It may be an option to 'degrade' to VARBINARY for versions older than MySQL 5.5. I'll leave this one for discussion.
RE: Index size limited to 191 characters discussion
There is actually a workaround to this problem via prefix indexes. i.e.
ALTER TABLE my_table ADD INDEX text_col_index (text_col(190));
This isn't suitable for PRIMARY or UNIQUE indexes since it breaks a constraint, but it should work fine for others.
Comment #104
marco CreditAttribution: marco commentedI've updated the patch for Drupal 7 from #30:
- to Drupal 7.28
- applying all the remarks, but limited to utf8 and utf8mb4 (no custom encodings)
To apply:
1) backup the database
2) apply the patch
3) add the settings to your settings.php file
4) run this to upgrade the text fields:
Comment #105
cdeepan CreditAttribution: cdeepan commentedDear All,
Thanks for the patch for changing character set to utf8mb for columns with Text data type. I believe this would allow supplementary characters to be added to the node body. However I believe we will have issues if the user enters these supplementary characters in Menu Title, Node Title, Tags etc. Do we have any solution to take care of these fields as well?
Thanks & Regards,
Deepan Choudhary
Comment #106
chx CreditAttribution: chx commentedWe do not have a solution. See the patch:
Comment #107
Antti J. Salminen CreditAttribution: Antti J. Salminen commentedWhat about the innodb_large_prefix and associated settings available in MySQL >5.5.14 mentioned in #97? Could this just be a manually enabled option and no autodetection or anything?
Comment #108
chx CreditAttribution: chx commentedThat would be swell. MySQL 5.1 was EOL'd on December 31, 2013. Maria will EOL 5.1 on 1 Feb 2015. Are we ready to raise the requirements to 5.5?

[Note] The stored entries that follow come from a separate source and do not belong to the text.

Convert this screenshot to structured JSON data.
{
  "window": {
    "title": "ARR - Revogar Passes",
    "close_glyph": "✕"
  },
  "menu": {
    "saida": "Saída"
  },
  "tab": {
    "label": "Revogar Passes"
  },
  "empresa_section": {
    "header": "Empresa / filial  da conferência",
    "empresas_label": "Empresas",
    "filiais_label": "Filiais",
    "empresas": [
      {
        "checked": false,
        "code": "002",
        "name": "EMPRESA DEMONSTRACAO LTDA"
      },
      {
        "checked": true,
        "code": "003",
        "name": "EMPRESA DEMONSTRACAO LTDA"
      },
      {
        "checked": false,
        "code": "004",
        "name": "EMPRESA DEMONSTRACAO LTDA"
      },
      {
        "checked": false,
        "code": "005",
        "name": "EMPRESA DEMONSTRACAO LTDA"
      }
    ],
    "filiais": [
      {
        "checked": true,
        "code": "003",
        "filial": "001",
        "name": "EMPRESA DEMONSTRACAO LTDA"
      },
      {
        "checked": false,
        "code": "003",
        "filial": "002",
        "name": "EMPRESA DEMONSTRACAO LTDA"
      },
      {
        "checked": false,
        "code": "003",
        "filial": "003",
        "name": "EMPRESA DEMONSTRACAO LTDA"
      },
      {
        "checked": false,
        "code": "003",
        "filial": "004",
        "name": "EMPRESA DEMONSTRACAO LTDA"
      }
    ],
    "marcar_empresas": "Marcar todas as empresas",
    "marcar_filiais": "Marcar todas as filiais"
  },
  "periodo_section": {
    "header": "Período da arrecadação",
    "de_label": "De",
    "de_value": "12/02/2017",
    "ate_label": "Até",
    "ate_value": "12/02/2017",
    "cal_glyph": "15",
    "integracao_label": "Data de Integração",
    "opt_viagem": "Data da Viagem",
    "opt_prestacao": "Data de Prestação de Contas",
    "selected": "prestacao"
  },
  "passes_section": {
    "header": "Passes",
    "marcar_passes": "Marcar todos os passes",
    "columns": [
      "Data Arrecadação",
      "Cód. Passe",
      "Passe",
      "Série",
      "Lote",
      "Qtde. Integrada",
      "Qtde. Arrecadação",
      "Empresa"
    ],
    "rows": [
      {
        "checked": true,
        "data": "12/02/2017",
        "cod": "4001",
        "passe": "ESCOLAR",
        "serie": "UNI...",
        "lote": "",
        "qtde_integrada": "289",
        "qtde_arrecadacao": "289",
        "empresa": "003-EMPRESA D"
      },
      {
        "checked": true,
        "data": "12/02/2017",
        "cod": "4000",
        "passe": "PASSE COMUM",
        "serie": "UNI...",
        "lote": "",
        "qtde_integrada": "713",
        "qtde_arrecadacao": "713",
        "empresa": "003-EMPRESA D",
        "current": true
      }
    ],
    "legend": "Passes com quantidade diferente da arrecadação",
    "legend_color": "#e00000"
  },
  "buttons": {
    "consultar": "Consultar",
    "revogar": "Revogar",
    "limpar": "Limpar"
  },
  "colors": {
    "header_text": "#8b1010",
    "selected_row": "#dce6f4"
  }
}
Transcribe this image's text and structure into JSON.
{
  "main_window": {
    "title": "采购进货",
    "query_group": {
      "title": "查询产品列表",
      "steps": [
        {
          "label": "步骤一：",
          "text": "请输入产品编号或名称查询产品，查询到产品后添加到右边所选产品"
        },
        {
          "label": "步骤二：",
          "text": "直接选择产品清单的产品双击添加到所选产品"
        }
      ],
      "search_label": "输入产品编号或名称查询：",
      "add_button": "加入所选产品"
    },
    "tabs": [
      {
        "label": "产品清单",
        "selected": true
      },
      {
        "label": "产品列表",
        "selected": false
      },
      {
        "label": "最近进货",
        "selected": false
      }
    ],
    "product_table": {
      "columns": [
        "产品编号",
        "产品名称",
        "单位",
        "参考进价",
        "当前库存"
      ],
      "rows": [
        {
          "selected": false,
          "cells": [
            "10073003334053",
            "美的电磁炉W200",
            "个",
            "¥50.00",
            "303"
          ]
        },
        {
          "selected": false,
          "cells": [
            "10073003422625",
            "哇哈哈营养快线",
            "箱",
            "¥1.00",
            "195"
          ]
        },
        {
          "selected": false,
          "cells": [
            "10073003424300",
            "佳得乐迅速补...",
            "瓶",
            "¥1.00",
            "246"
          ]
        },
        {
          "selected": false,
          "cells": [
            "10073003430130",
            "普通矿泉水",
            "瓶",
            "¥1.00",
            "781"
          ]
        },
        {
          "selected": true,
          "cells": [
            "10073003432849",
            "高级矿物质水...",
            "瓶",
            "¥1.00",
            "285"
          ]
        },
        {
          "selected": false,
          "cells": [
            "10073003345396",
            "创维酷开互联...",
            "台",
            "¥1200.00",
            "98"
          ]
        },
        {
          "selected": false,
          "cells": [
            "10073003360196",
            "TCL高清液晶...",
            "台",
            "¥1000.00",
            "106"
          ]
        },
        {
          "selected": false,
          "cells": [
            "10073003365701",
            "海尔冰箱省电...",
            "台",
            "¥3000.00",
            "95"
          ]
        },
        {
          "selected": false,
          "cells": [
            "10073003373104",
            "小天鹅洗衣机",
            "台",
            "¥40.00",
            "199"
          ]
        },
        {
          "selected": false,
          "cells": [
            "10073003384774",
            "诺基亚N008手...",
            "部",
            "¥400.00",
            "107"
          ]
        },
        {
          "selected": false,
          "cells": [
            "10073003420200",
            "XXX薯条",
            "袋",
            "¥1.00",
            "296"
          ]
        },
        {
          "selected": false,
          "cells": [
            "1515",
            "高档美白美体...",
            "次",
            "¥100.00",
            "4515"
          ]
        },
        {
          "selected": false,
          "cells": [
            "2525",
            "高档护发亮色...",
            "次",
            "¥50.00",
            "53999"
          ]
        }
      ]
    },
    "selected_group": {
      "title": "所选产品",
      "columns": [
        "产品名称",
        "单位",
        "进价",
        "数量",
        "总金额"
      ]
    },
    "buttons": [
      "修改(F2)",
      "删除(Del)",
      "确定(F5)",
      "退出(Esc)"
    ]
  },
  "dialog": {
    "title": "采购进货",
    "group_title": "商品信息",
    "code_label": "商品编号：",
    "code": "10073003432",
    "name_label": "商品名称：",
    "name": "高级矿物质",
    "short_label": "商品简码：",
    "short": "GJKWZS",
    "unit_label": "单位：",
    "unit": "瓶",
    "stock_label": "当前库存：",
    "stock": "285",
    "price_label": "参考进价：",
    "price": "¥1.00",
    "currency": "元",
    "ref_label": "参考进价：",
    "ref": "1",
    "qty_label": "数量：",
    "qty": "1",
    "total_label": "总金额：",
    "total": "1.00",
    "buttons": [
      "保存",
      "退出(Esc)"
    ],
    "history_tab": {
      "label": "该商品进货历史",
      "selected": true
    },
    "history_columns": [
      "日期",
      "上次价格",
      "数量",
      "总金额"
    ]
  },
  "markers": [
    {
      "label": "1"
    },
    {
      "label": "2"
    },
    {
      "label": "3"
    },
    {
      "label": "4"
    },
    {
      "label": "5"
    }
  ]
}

Edit: don't forget you need the Barracuda format for that and innodb table per file. Perhaps we need to test creating a table with a long index? Put barracuda in the table options?
Comment #109
Crell CreditAttribution: Crell commentedGiven the number of other legacy versions we're dropping in Drupal 8 (PHP, IE, etc.) I would be OK with moving to MySQL 5.5 as the minimum if it bought us something. Would switching to MySQL 5.5 make this problem effectively go-away? That's what it sounds like but I want to confirm...
Comment #110
chx CreditAttribution: chx commentedWeeeeeell. If your MySQL 5.5 InnoDB is set to use innodb_file_per_table and uses the Barracuda innodb_file_format http://dev.mysql.com/doc/refman/5.5/en/innodb-parameters.html#sysvar_inn... then your problem goes away. Fun.

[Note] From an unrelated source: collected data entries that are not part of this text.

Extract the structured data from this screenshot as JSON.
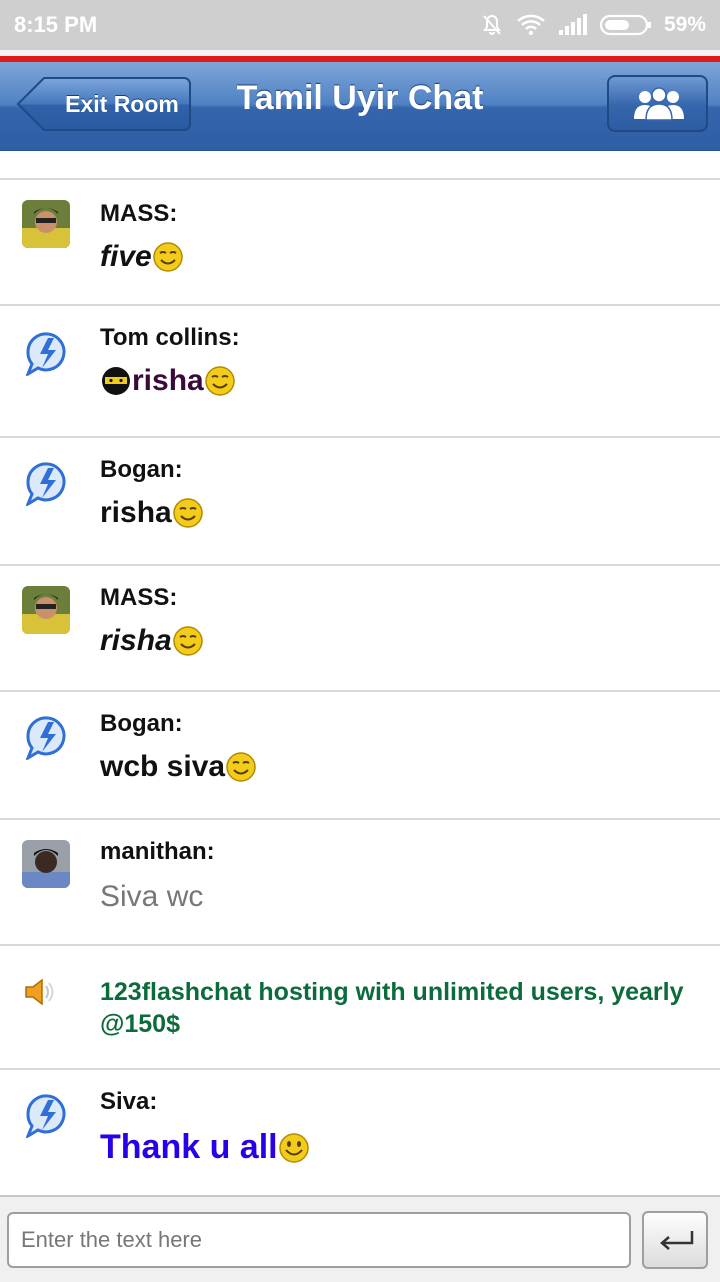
{
  "statusbar": {
    "time": "8:15 PM",
    "battery": "59%"
  },
  "navbar": {
    "back_label": "Exit Room",
    "title": "Tamil Uyir Chat"
  },
  "messages": [
    {
      "sender": "MASS:",
      "text": "five",
      "color": "#111111"
    },
    {
      "sender": "Tom collins:",
      "text": "risha",
      "color": "#3a0a3a"
    },
    {
      "sender": "Bogan:",
      "text": "risha",
      "color": "#111111"
    },
    {
      "sender": "MASS:",
      "text": "risha",
      "color": "#111111"
    },
    {
      "sender": "Bogan:",
      "text": "wcb siva",
      "color": "#111111"
    },
    {
      "sender": "manithan:",
      "text": "Siva wc",
      "color": "#777777"
    },
    {
      "sender": "",
      "text": "123flashchat hosting with unlimited users, yearly @150$",
      "color": "#0b6b3a"
    },
    {
      "sender": "Siva:",
      "text": "Thank u all",
      "color": "#2a00e8"
    }
  ],
  "composer": {
    "placeholder": "Enter the text here"
  }
}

This is the default file format in MySQL 5.6 though (and also the default between MariaDB/MySQL 5.5.0 and 5.5.6 but since 5.5.7 has reverted back to Antelope).
Comment #111
morgantocker CreditAttribution: morgantocker commented@Crell: Yes, it would allow you to use utf8mb4 safely, with a couple of other issues to solve. To summarize the now quite long comment thread:
In comment #10 phayes noted that using utf8mb4 creates a secondary issue - it restricts the maximum index size of InnoDB tables to 191 characters. In comment #97 Hanno noted that there is an option innodb_large_prefix to supported larger indexes, but we should not assume all 5.5 users will be able to turn this on (InnoDB does not enable it by default for file-format backward compatibility).
There is a workaround suggested by ergophobe in comments #78 and #80, which is to use prefix indexes (index on the first 191 characters). There are little downsides to doing this: most strings will have enough selectivity in the first 191 characters. It may prevent 'covering index' optimizations, but I am not sure how many of these drupal has.
Also as chx notes in comment #108, upstream has dropped support for MySQL 5.1 (released November 2008). The latest Ubuntu release support MySQL 5.5 (2010) & 5.6 (2013). Red Hat 7.0 is MariaDB 5.5. So I would +1 a suggestion to make 5.5 the minimum.
Comment #112
ergophobe CreditAttribution: ergophobe commented@margantocker - thanks for the concise summary of a super long discussion.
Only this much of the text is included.